« UNE COMMISSION PAS SI LIBERALE »



La Commission européenne est-elle si libérale qu’on a bien voulu le dire ? C’est le correspondant des Echos à Bruxelles, Karl DE MEYER, qui pose la question dans son journal et parle d’une « Commission pas si libérale ». Il part d’un constat simple : dès que José Manuel BARROSO a dévoilé la composition de sa Commission et parlé d’un « esprit de réforme », les bons esprits ont dénoncé un « esprit libéral » et même un ultralibéralisme.

Il est vrai que certains commissaires avaient un profil sympathique aux libéraux. La commissaire à la concurrence, Neelie KROES, connaît bien les entreprises comme ancien membre du conseil de surveillance de plusieurs multinationales. Le commissaire au marché intérieur, Charlie McCREEVY a été ministre des finances d’Irlande et il a su fortement baisser les impôts, en particulier sur les entreprises. Le commissaire à l’environnement, Stavros DIMAS, n’est pas un écolo rêveur, mais il a travaillé dans une banque à New York. Bref, certains membres ne sont pas vraiment socialistes et connaissent les entreprises. De quoi suffire à qualifier la Commission d’ultralibérale.

Oui, mais voilà, remarque le journaliste des Echos, « neuf mois après son entrée en fonction, force est de constater que la Commission n’a pas vraiment mis en œuvre le programme ultra-libéral qu’on lui prêtait ». « Ainsi, dans le domaine très sensible de la concurrence, Neelie KROES a mis son veto à la fusion des deux groupes énergétiques portugais EDP et GDP. Elle a infligé des amendes substantielles à des compagnies qui avaient formé des cartels ou abusé de leur position dominante. Elle continue de batailler ferme contre Microsoft pour donner à ses concurrents les moyens de réellement rivaliser avec le géant des logiciels. L’ancienne ministre des Transports des Pays-Bas a également engagé en juin une réforme des aides d’Etat qui ménage aux Etats membres une marge de manœuvre certaine ». Cela fait beaucoup pour une libérale.

Inutile de dire que de son côté le Français Jacques BARROT est tout sauf libéral. « Il a validé et fait entériner par le collège les plans de recapitalisation de l’activité fret de la SNCF souhaitée par Paris et de la compagnie aérienne Alitalia, voulue par Rome. Il a renforcé le droit des passagers aériens » (en clair les réglementations contraignantes). Et il va présenter de nouvelles mesures (Erika III) pour la sécurité des bateaux qui naviguent au large des côtes européennes.

Le commissaire au commerce, Peter MANDELSON, présenté comme un apôtre du libre échange, « a négocié avec Pékin un accord pour juguler l’afflux de textiles chinois consécutif à la suppression, au 1er janvier 2005, des quotas internationaux ». Il est allé aussi vite que le permettaient les règles de l’OMC pour la Chine et les dissensions au sein des vingt-cinq, dont certains ne voulaient pas entendre parler de mesures protectionnistes.

D’autres exemples sont présentés dans cet article, concernant notamment la protection des consommateurs.

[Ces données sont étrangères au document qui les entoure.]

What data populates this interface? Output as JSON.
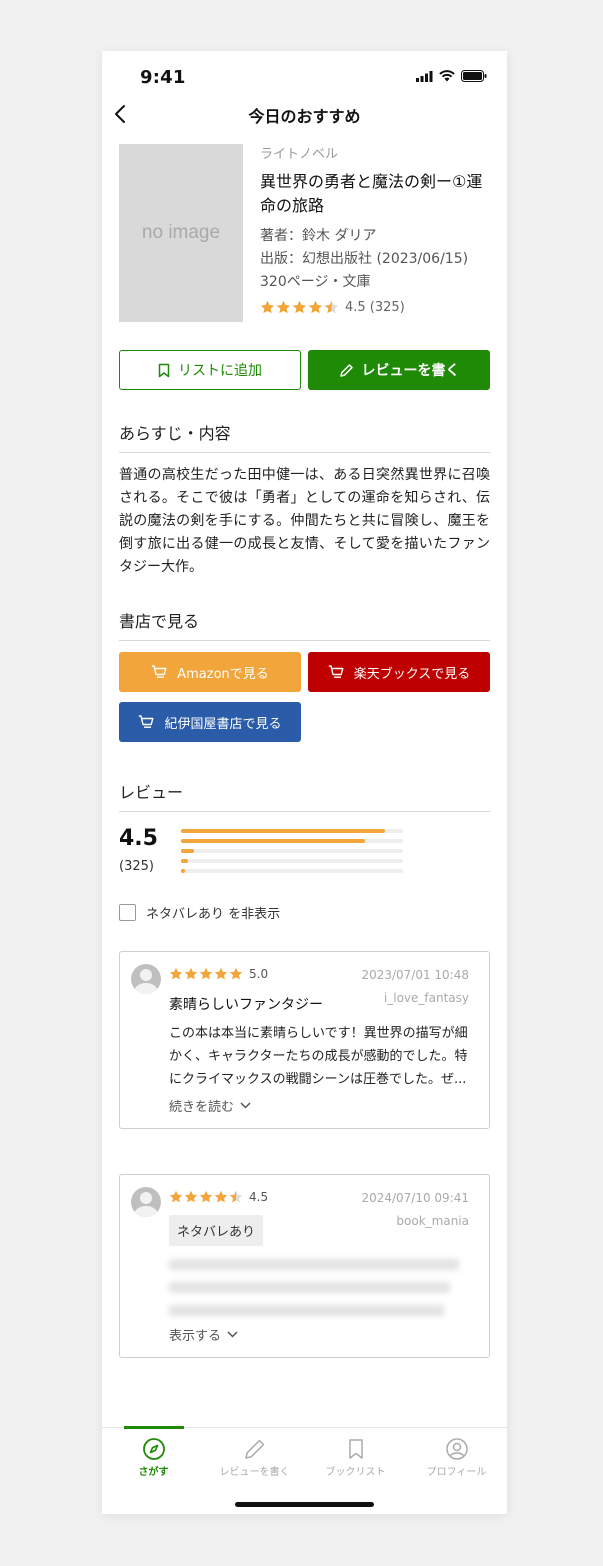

Certes, Karl de MEYER souligne que l’on peut aussi trouver quelques prises de position plus libérales de la commission et qu’il y a quelques contre-exemples, dont nous avons parlé ici même, et qui entraînent la réprobation du gouvernement français. On l’a vu pour le temps de travail par exemple. On le voit pour la concurrence dans la plupart des services publics. Mais il reste encore des positions ambiguës, par exemple vis-à-vis de la fameuse directive BOLKESTEIN. Rien n’est pour l’instant tranché. Mais toutes les prises de position de la Commission sont bien loin d’être libérales, malheureusement.

« Comment expliquer, alors, cette persistance, dans beaucoup d’esprits français notamment, du mythe d’une Commission inféodée aux lois du marché ».  Le journaliste avance l’hypocrisie des gouvernements français ; une certaine confusion autour du terme libéral « diabolisé pour justifier les immobilismes les plus dommageables. Du coup, on passe souvent sous silence les bénéfices, en termes tarifaires par exemple, que les consommateurs ont tirés de la libéralisation de secteurs comme les télécommunications ».

En fait, la Commission ne semble libérale que par rapport à l’étatisme des gouvernements français et de la classe politique française. Certaines de ses décisions sont libérales, d’autres non, au gré des tiraillements entre l’aile libérale et l’aile socio démocrate du Parlement comme de la Commission elle-même. Il faut être Français pour croire que les institutions de l’Union européenne constituent le sommet du libéralisme sauvage. Les Echos ont raison : la Commission n’est pas si libérale que ça.